Michael nodded, a roil of silver smoke curling around his head.

Jasper leaned forward, placed his hands on either side of Michael's head, fingertips pressing into the dead man's temples.

If this were a television show, Eva thought, they would be in for something dramatic right about now. Jasper's already strange eyes rolling back in his head until you could see nothing but the whites, a strange glow revealing their mental connection, Michael crying out in pain as his memories, his spirit, was plundered.

There would be something more than these two men—granted one of them was dead, and the other one of the more powerful clairvoyants she'd met—sitting in silence, staring at one another.

It was a few minutes more before Jasper blinked, drew back. “Shit.”

“What is it?” Eva said.

“Well, you were right,” Jasper said, glancing at her. “It's big.” He turned back to Michael. “You, my friend, are wearing the body of a convicted murderer.”

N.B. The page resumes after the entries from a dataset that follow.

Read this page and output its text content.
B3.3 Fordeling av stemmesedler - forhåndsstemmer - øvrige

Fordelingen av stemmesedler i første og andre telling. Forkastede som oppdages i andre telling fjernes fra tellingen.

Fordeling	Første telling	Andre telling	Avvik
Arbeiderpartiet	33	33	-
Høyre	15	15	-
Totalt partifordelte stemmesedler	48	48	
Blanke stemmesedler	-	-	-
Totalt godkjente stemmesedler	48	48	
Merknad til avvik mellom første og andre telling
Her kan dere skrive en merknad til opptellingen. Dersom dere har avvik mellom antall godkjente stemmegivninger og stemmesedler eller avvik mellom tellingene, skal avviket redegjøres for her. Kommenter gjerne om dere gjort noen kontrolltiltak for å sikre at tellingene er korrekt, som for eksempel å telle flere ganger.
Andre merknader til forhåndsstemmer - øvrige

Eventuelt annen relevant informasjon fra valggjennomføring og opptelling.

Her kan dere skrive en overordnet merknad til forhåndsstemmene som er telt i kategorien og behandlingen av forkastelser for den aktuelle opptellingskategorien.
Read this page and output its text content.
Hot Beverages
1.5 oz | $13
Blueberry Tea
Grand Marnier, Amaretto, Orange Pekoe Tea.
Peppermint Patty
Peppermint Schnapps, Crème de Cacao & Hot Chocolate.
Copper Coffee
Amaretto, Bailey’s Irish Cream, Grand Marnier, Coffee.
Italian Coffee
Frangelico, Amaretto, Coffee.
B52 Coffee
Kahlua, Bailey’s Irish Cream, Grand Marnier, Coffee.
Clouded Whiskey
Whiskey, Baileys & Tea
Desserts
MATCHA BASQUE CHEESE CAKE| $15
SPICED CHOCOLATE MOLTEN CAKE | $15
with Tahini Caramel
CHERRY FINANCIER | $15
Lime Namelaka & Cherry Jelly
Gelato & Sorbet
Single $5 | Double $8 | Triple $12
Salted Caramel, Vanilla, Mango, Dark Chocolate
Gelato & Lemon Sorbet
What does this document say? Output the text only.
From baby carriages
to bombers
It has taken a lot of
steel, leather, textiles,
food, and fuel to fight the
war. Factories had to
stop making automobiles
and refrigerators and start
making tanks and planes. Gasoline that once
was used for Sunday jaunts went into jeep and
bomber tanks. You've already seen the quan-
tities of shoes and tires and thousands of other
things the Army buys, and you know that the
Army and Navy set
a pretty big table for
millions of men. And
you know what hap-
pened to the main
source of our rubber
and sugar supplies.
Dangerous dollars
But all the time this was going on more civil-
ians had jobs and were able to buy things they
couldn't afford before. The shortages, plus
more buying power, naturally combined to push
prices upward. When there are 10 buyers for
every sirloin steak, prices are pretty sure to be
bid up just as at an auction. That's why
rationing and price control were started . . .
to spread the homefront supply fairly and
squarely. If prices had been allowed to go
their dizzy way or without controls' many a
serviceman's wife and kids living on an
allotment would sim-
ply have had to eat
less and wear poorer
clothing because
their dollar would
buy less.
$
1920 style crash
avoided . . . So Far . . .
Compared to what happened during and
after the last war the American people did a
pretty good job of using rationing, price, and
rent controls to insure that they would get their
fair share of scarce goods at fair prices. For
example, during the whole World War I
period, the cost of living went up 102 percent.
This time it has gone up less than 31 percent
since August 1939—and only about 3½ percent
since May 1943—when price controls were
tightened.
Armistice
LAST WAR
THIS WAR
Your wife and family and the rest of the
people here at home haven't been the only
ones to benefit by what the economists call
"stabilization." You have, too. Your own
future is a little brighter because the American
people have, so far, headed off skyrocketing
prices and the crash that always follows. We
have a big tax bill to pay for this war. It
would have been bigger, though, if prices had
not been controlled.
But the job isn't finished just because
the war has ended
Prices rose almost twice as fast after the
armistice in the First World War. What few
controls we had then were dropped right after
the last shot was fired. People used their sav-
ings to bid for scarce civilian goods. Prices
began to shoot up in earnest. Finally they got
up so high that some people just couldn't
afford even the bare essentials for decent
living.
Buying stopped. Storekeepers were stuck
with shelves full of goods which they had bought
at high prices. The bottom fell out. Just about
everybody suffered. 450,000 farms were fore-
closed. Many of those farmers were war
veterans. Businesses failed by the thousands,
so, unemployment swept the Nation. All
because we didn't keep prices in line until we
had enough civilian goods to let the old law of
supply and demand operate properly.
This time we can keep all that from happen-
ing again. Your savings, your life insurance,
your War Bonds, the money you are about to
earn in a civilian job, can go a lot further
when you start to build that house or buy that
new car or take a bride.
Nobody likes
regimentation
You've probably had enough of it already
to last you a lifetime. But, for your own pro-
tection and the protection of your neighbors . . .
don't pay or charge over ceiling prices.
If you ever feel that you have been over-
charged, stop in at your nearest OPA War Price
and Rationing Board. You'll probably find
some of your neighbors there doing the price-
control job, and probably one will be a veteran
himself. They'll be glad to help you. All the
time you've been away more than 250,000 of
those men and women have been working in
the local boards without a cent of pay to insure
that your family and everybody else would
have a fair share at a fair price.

It only took me months to write the next part to this. The blame falls squarely on grad school. It's hard to get back into the fiction groove when you're writing educational and technical material. It's a different mindset. I just happened to have a moment in between writing proposals and design plans, so I went for it. Gotta keep the muscles in shape.

This is for the (week of Feb 23) Studio30Plus prompt "conceit" and the Light and Shade Challenge for February 25 (the picture at the top of the post). 

It may be a few more months until I see you again. (Thank you for sticking around.)